By water taxi from Guatemala
There are 3 daily crossings from Puerto Barrios to Punta Gorda (departing 10am, 2pm, and 2pm), with direct crossings from Livingston at 7am each Tuesday and Friday.
By air
Tropic Air offers five daily flights from Belize City to Punta Gorda airstrip. The 75-minute flight gives you a fabulous bird's eye view of southern Belize.
By car
Your journey along the Southern Highway brings you through the village of Cattle Landing, along the Caribbean coastline and into the town of Punta Gorda. Turn right at the Texaco Gas Station, follow the road through the town, past the clock tower, the Peter Claver School, bearing right past the hospital, with the Cemetery on your left. Proceed down Cemetery Lane for a further two blocks and, when you reach the small children's park, turn 'half-left' into Ex-Servicemen Road.
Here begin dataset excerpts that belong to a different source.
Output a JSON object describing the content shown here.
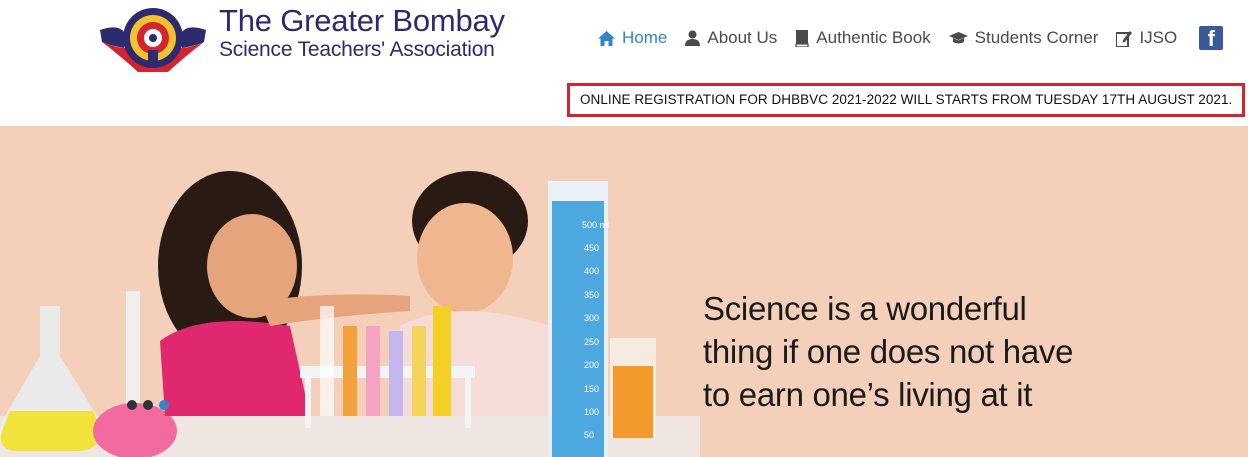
{
  "brand": {
    "title": "The Greater Bombay",
    "subtitle": "Science Teachers' Association"
  },
  "nav": {
    "items": [
      {
        "label": "Home",
        "icon": "home-icon",
        "active": true
      },
      {
        "label": "About Us",
        "icon": "user-icon",
        "active": false
      },
      {
        "label": "Authentic Book",
        "icon": "book-icon",
        "active": false
      },
      {
        "label": "Students Corner",
        "icon": "graduation-cap-icon",
        "active": false
      },
      {
        "label": "IJSO",
        "icon": "edit-icon",
        "active": false
      }
    ],
    "facebook_glyph": "f"
  },
  "announcement": {
    "text": "ONLINE REGISTRATION FOR DHBBVC 2021-2022 WILL STARTS FROM TUESDAY 17TH AUGUST 2021."
  },
  "hero": {
    "quote_lines": [
      "Science is a wonderful",
      "thing if one does not have",
      "to earn one’s living at it"
    ],
    "slides_count": 3,
    "active_slide": 3,
    "cylinder_ticks": [
      "500 ml",
      "450",
      "400",
      "350",
      "300",
      "250",
      "200",
      "150",
      "100",
      "50"
    ]
  },
  "colors": {
    "brand": "#2e2a6e",
    "nav_active": "#2f86c8",
    "announcement_border": "#d32530",
    "hero_bg": "#f4d0ba",
    "facebook": "#3b5998"
  }
}
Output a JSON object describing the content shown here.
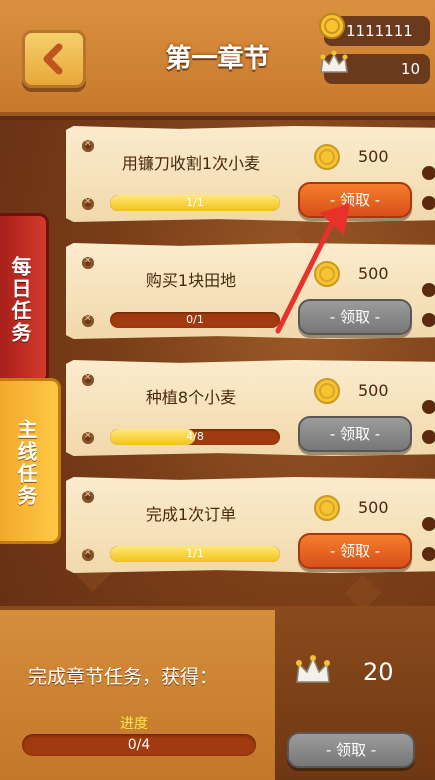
{
  "header": {
    "title": "第一章节",
    "coins": "1111111",
    "crowns": "10"
  },
  "tabs": {
    "daily": "每日任务",
    "main": "主线任务"
  },
  "tasks": [
    {
      "name": "用镰刀收割1次小麦",
      "reward": "500",
      "progress_text": "1/1",
      "progress": 1.0,
      "claim_label": "- 领取 -",
      "state": "active"
    },
    {
      "name": "购买1块田地",
      "reward": "500",
      "progress_text": "0/1",
      "progress": 0.0,
      "claim_label": "- 领取 -",
      "state": "inactive"
    },
    {
      "name": "种植8个小麦",
      "reward": "500",
      "progress_text": "4/8",
      "progress": 0.5,
      "claim_label": "- 领取 -",
      "state": "inactive"
    },
    {
      "name": "完成1次订单",
      "reward": "500",
      "progress_text": "1/1",
      "progress": 1.0,
      "claim_label": "- 领取 -",
      "state": "active"
    }
  ],
  "chapter": {
    "complete_text": "完成章节任务，获得：",
    "progress_label": "进度",
    "progress_text": "0/4",
    "progress": 0.0,
    "reward": "20",
    "claim_label": "- 领取 -"
  },
  "colors": {
    "claim_active": "#e0611f",
    "claim_inactive": "#8a8a8a",
    "progress_fill": "#f5cc24",
    "progress_track": "#a13a0e"
  }
}
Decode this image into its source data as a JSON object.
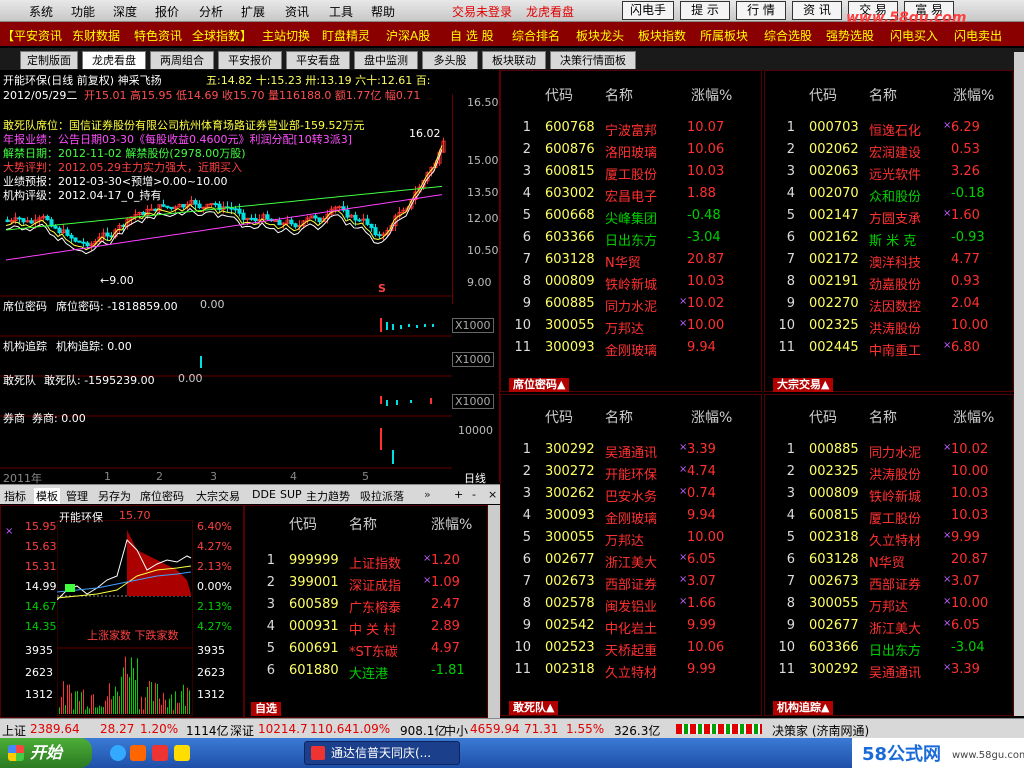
{
  "menubar": {
    "items": [
      "系统",
      "功能",
      "深度",
      "报价",
      "分析",
      "扩展",
      "资讯",
      "工具",
      "帮助"
    ],
    "status_login": "交易未登录",
    "status_view": "龙虎看盘",
    "buttons": [
      "闪电手",
      "提 示",
      "行 情",
      "资 讯",
      "交 易",
      "富 易"
    ],
    "watermark": "www.58gu.com"
  },
  "linkbar": [
    "【平安资讯",
    "东财数据",
    "特色资讯",
    "全球指数】",
    "主站切换",
    "盯盘精灵",
    "沪深A股",
    "自 选 股",
    "综合排名",
    "板块龙头",
    "板块指数",
    "所属板块",
    "综合选股",
    "强势选股",
    "闪电买入",
    "闪电卖出"
  ],
  "tabs": [
    "定制版面",
    "龙虎看盘",
    "两周组合",
    "平安报价",
    "平安看盘",
    "盘中监测",
    "多头股",
    "板块联动",
    "决策行情面板"
  ],
  "kline": {
    "header1": "开能环保(日线 前复权) 神采飞扬",
    "header1b": "五:14.82 十:15.23 卅:13.19 六十:12.61 百:",
    "date": "2012/05/29二",
    "ohlc": "开15.01 高15.95 低14.69 收15.70 量116188.0 额1.77亿 幅0.71",
    "note1": "敢死队席位：国信证券股份有限公司杭州体育场路证券营业部-159.52万元",
    "note2": "年报业绩：公告日期03-30《每股收益0.4600元》利润分配[10转3派3]",
    "note3": "解禁日期：2012-11-02 解禁股份(2978.00万股)",
    "note4": "大势评判：2012.05.29主力实力强大，近期买入",
    "note5": "业绩预报：2012-03-30<预增>0.00~10.00",
    "note6": "机构评级：2012.04-17_0_持有",
    "price_hi": "16.02",
    "price_lo": "←9.00",
    "y_labels": [
      "16.50",
      "15.00",
      "13.50",
      "12.00",
      "10.50",
      "9.00"
    ],
    "marker": "S",
    "ind1_title": "席位密码",
    "ind1_val": "席位密码: -1818859.00",
    "ind1_zero": "0.00",
    "ind2_title": "机构追踪",
    "ind2_val": "机构追踪: 0.00",
    "ind3_title": "敢死队",
    "ind3_val": "敢死队: -1595239.00",
    "ind3_zero": "0.00",
    "ind4_title": "券商",
    "ind4_val": "券商: 0.00",
    "x1000": "X1000",
    "ind4_10000": "10000",
    "year": "2011年",
    "months": [
      "1",
      "2",
      "3",
      "4",
      "5"
    ],
    "period": "日线"
  },
  "subtabs": [
    "指标",
    "模板",
    "管理",
    "另存为",
    "席位密码",
    "大宗交易",
    "DDE",
    "SUP",
    "主力趋势",
    "吸拉派落"
  ],
  "mini": {
    "name": "开能环保",
    "price": "15.70",
    "left": [
      "15.95",
      "15.63",
      "15.31",
      "14.99",
      "14.67",
      "14.35",
      "3935",
      "2623",
      "1312"
    ],
    "right": [
      "6.40%",
      "4.27%",
      "2.13%",
      "0.00%",
      "2.13%",
      "4.27%",
      "3935",
      "2623",
      "1312"
    ],
    "up_down": "上涨家数 下跌家数"
  },
  "headers": {
    "code": "代码",
    "name": "名称",
    "chg": "涨幅%"
  },
  "tables": {
    "seat": {
      "tab": "席位密码▲",
      "rows": [
        [
          "1",
          "600768",
          "宁波富邦",
          "",
          "10.07",
          "up"
        ],
        [
          "2",
          "600876",
          "洛阳玻璃",
          "",
          "10.06",
          "up"
        ],
        [
          "3",
          "600815",
          "厦工股份",
          "",
          "10.03",
          "up"
        ],
        [
          "4",
          "603002",
          "宏昌电子",
          "",
          "1.88",
          "up"
        ],
        [
          "5",
          "600668",
          "尖峰集团",
          "",
          "-0.48",
          "dn"
        ],
        [
          "6",
          "603366",
          "日出东方",
          "",
          "-3.04",
          "dn"
        ],
        [
          "7",
          "603128",
          "N华贸",
          "",
          "20.87",
          "up"
        ],
        [
          "8",
          "000809",
          "铁岭新城",
          "",
          "10.03",
          "up"
        ],
        [
          "9",
          "600885",
          "同力水泥",
          "×",
          "10.02",
          "up"
        ],
        [
          "10",
          "300055",
          "万邦达",
          "×",
          "10.00",
          "up"
        ],
        [
          "11",
          "300093",
          "金刚玻璃",
          "",
          "9.94",
          "up"
        ]
      ]
    },
    "block": {
      "tab": "大宗交易▲",
      "rows": [
        [
          "1",
          "000703",
          "恒逸石化",
          "×",
          "6.29",
          "up"
        ],
        [
          "2",
          "002062",
          "宏润建设",
          "",
          "0.53",
          "up"
        ],
        [
          "3",
          "002063",
          "远光软件",
          "",
          "3.26",
          "up"
        ],
        [
          "4",
          "002070",
          "众和股份",
          "",
          "-0.18",
          "dn"
        ],
        [
          "5",
          "002147",
          "方圆支承",
          "×",
          "1.60",
          "up"
        ],
        [
          "6",
          "002162",
          "斯 米 克",
          "",
          "-0.93",
          "dn"
        ],
        [
          "7",
          "002172",
          "澳洋科技",
          "",
          "4.77",
          "up"
        ],
        [
          "8",
          "002191",
          "劲嘉股份",
          "",
          "0.93",
          "up"
        ],
        [
          "9",
          "002270",
          "法因数控",
          "",
          "2.04",
          "up"
        ],
        [
          "10",
          "002325",
          "洪涛股份",
          "",
          "10.00",
          "up"
        ],
        [
          "11",
          "002445",
          "中南重工",
          "×",
          "6.80",
          "up"
        ]
      ]
    },
    "dare": {
      "tab": "敢死队▲",
      "rows": [
        [
          "1",
          "300292",
          "吴通通讯",
          "×",
          "3.39",
          "up"
        ],
        [
          "2",
          "300272",
          "开能环保",
          "×",
          "4.74",
          "up"
        ],
        [
          "3",
          "300262",
          "巴安水务",
          "×",
          "0.74",
          "up"
        ],
        [
          "4",
          "300093",
          "金刚玻璃",
          "",
          "9.94",
          "up"
        ],
        [
          "5",
          "300055",
          "万邦达",
          "",
          "10.00",
          "up"
        ],
        [
          "6",
          "002677",
          "浙江美大",
          "×",
          "6.05",
          "up"
        ],
        [
          "7",
          "002673",
          "西部证券",
          "×",
          "3.07",
          "up"
        ],
        [
          "8",
          "002578",
          "闽发铝业",
          "×",
          "1.66",
          "up"
        ],
        [
          "9",
          "002542",
          "中化岩土",
          "",
          "9.99",
          "up"
        ],
        [
          "10",
          "002523",
          "天桥起重",
          "",
          "10.06",
          "up"
        ],
        [
          "11",
          "002318",
          "久立特材",
          "",
          "9.99",
          "up"
        ]
      ]
    },
    "inst": {
      "tab": "机构追踪▲",
      "rows": [
        [
          "1",
          "000885",
          "同力水泥",
          "×",
          "10.02",
          "up"
        ],
        [
          "2",
          "002325",
          "洪涛股份",
          "",
          "10.00",
          "up"
        ],
        [
          "3",
          "000809",
          "铁岭新城",
          "",
          "10.03",
          "up"
        ],
        [
          "4",
          "600815",
          "厦工股份",
          "",
          "10.03",
          "up"
        ],
        [
          "5",
          "002318",
          "久立特材",
          "×",
          "9.99",
          "up"
        ],
        [
          "6",
          "603128",
          "N华贸",
          "",
          "20.87",
          "up"
        ],
        [
          "7",
          "002673",
          "西部证券",
          "×",
          "3.07",
          "up"
        ],
        [
          "8",
          "300055",
          "万邦达",
          "×",
          "10.00",
          "up"
        ],
        [
          "9",
          "002677",
          "浙江美大",
          "×",
          "6.05",
          "up"
        ],
        [
          "10",
          "603366",
          "日出东方",
          "",
          "-3.04",
          "dn"
        ],
        [
          "11",
          "300292",
          "吴通通讯",
          "×",
          "3.39",
          "up"
        ]
      ]
    },
    "watch": {
      "tab": "自选",
      "rows": [
        [
          "1",
          "999999",
          "上证指数",
          "×",
          "1.20",
          "up"
        ],
        [
          "2",
          "399001",
          "深证成指",
          "×",
          "1.09",
          "up"
        ],
        [
          "3",
          "600589",
          "广东榕泰",
          "",
          "2.47",
          "up"
        ],
        [
          "4",
          "000931",
          "中 关 村",
          "",
          "2.89",
          "up"
        ],
        [
          "5",
          "600691",
          "*ST东碳",
          "",
          "4.97",
          "up"
        ],
        [
          "6",
          "601880",
          "大连港",
          "",
          "-1.81",
          "dn"
        ]
      ]
    }
  },
  "statusbar": {
    "sh_label": "上证",
    "sh_val": "2389.64",
    "sh_chg": "28.27",
    "sh_pct": "1.20%",
    "sh_amt": "1114亿",
    "sz_label": "深证",
    "sz_val": "10214.7",
    "sz_chg": "110.64",
    "sz_pct": "1.09%",
    "sz_amt": "908.1亿",
    "zx_label": "中小",
    "zx_val": "4659.94",
    "zx_chg": "71.31",
    "zx_pct": "1.55%",
    "zx_amt": "326.3亿",
    "app": "决策家 (济南网通)"
  },
  "taskbar": {
    "start": "开始",
    "task": "通达信普天同庆(...",
    "brand": "58公式网",
    "brand_url": "www.58gu.com"
  }
}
As you leave the outskirts of the town, Hickatee Cottages is just one mile further on the left-hand side of the road.
Visit our Transport section for flights, hybrid car rentals and train bookings.
Rates & Bookings
All prices are in US Dollars per room per night
Duplex room
Single occupancy: US$50
Double occupancy: US$70
Stand-alone cottage room
Single occupancy: US$65
Double occupancy: US$85
* Rates are inclusive of accommodation, tea and coffee delivered to your verandah in the morning, light continental breakfast, use of bikes, internet access, transfer to and from Punta Gorda and visit to Fallen Stones Butterfly Farm for those guests staying on a Wednesday or Saturday.
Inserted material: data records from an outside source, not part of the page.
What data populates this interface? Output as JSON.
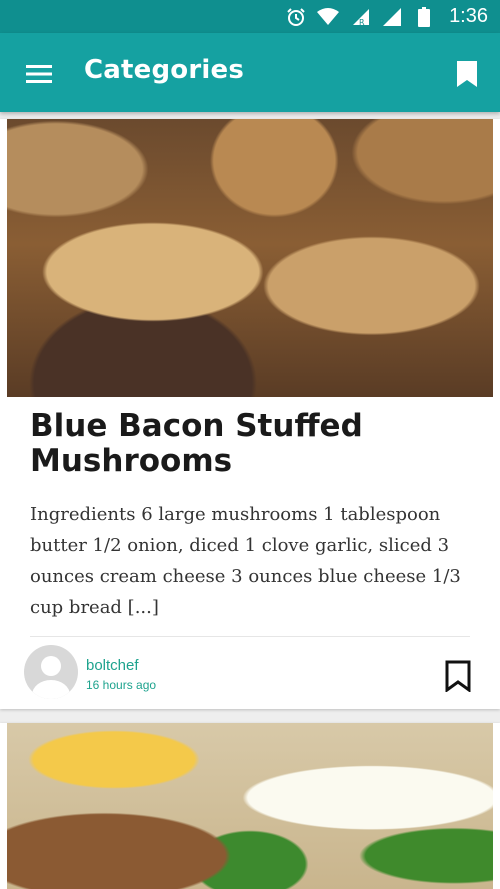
{
  "status_bar": {
    "time": "1:36",
    "icons": [
      "alarm-icon",
      "wifi-icon",
      "signal-roaming-icon",
      "signal-icon",
      "battery-icon"
    ]
  },
  "app_bar": {
    "title": "Categories",
    "menu_icon": "hamburger-menu-icon",
    "bookmark_icon": "bookmark-icon",
    "color": "#15a1a1"
  },
  "posts": [
    {
      "image": "stuffed-mushrooms-photo",
      "title": "Blue Bacon Stuffed Mushrooms",
      "excerpt": "Ingredients 6 large mushrooms 1 tablespoon butter 1/2 onion, diced 1 clove garlic, sliced 3 ounces cream cheese 3 ounces blue cheese 1/3 cup bread [...]",
      "author": "boltchef",
      "time_ago": "16 hours ago",
      "save_icon": "bookmark-outline-icon"
    },
    {
      "image": "crab-cakes-with-dip-photo"
    }
  ],
  "colors": {
    "status_bar": "#0f8f8f",
    "accent_text": "#1ea38e"
  }
}
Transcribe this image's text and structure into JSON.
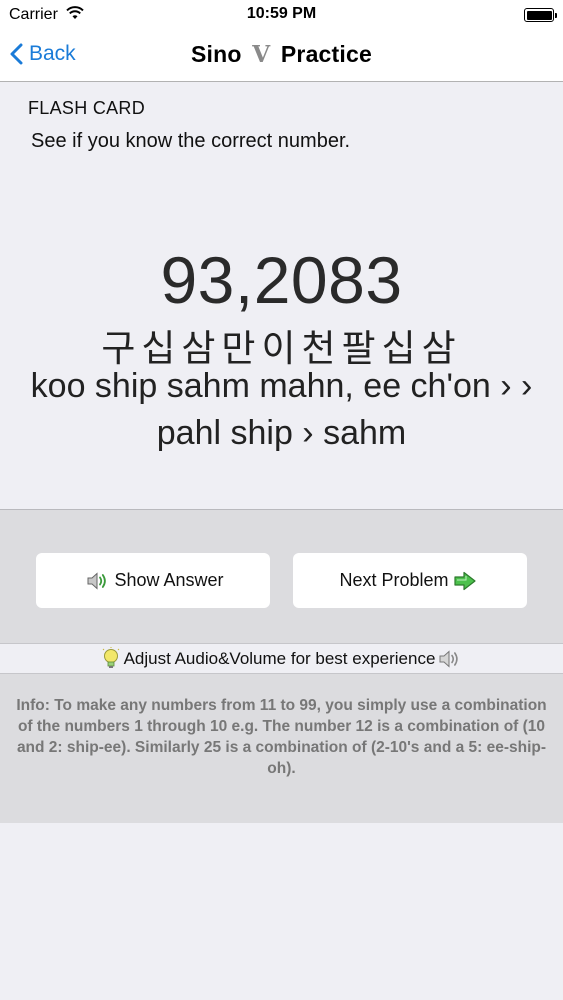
{
  "status_bar": {
    "carrier": "Carrier",
    "time": "10:59 PM"
  },
  "nav": {
    "back_label": "Back",
    "title_left": "Sino",
    "title_mark": "V",
    "title_right": "Practice"
  },
  "card": {
    "type_label": "FLASH CARD",
    "instruction": "See if you know the correct number.",
    "number": "93,2083",
    "korean": "구십삼만이천팔십삼",
    "romanization_line1": "koo ship sahm mahn, ee ch'on › ›",
    "romanization_line2": "pahl ship › sahm"
  },
  "buttons": {
    "show_answer": "Show Answer",
    "next_problem": "Next Problem"
  },
  "tip": {
    "text": "Adjust Audio&Volume for best experience"
  },
  "info": {
    "text": "Info: To make any numbers from 11 to 99, you simply use a combination of the numbers 1 through 10 e.g. The number 12 is a combination of (10 and 2: ship-ee). Similarly 25 is a combination of (2-10's and a 5: ee-ship-oh)."
  },
  "icons": {
    "back": "chevron-left-icon",
    "wifi": "wifi-icon",
    "battery": "battery-icon",
    "speaker": "speaker-icon",
    "next": "next-arrow-icon",
    "lightbulb": "lightbulb-icon"
  },
  "colors": {
    "accent": "#1a7bd8",
    "background": "#efeff4",
    "band": "#dcdcdf",
    "info_text": "#777777"
  }
}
* Rates are not inclusive of the 9% hotel tax.
* Cooked breakfasts and dinners incur an additional charge.
* A 10% discount is offered to guests staying six nights or more.
booking & cancellation policy
A 15% deposit is required within to confirm the reservation.
Balance is payable upon departure.
A minimum of 28 hours notice is required for cancellations or revision to the dates of your stay and all cancellations made with less than 72 hours notice or ‘no show’ incur a charge equal to the first night’s accommodation.